In this paper, we study the optimal consumption, investment, and life insurance problem of an economic agent who can choose a flexible labor supply and has an option to retire early with the existence of a mandatory retirement date. We model the agent’s preference as the Cobb–Douglas utility, which is a function of consumption and leisure, and consider the agent’s unit wage rate as a stochastic process. The optimization problem has a feature of combining both stochastic control and optimal stopping. To attack this problem, we adopt a dual-martingale approach and derive a dual problem, which is a finite-horizon optimal stopping problem choosing the early retirement date. Based on the partial differential equation techniques, we fully analyze the variational inequality arising from the dual problem. We show that the optimal early retirement time is characterized as the free boundary of the agent’s wealth-to-wage ratio. Finally, we establish a duality theorem and obtain an integral equation representation of optimal strategies.

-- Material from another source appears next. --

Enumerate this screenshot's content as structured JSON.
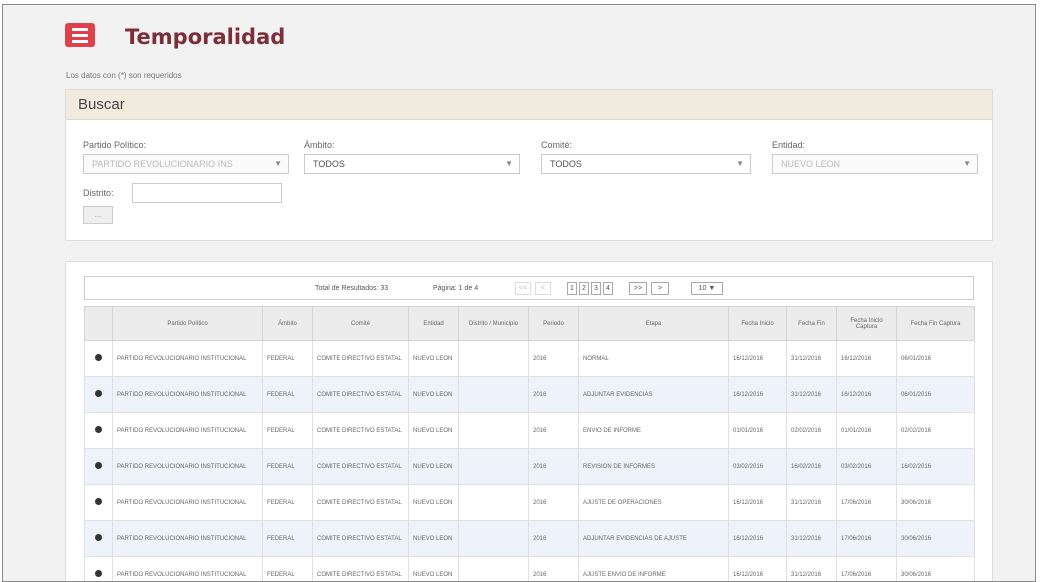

在本文中，我们研究了经济主体的最优消费、投资和人寿保险问题，该经济主体可以选择灵活的劳动力供给，并且可以选择在存在强制退休日期的情况下提前退休。我们将代理人的偏好建模为柯布-道格拉斯效用，它是消费和休闲的函数，并将代理人的单位工资率视为随机过程。优化问题具有随机控制和最优停止相结合的特点。为了解决这个问题，我们采用双鞅方法并导出一个对偶问题，这是一个选择提前退休日期的有限范围最优停止问题。基于偏微分方程技术，我们充分分析了由对偶问题引起的变分不等式。我们表明，最佳提前退休时间的特征是代理人财富与工资比率的自由边界。最后，我们建立对偶定理并获得最优策略的积分方程表示。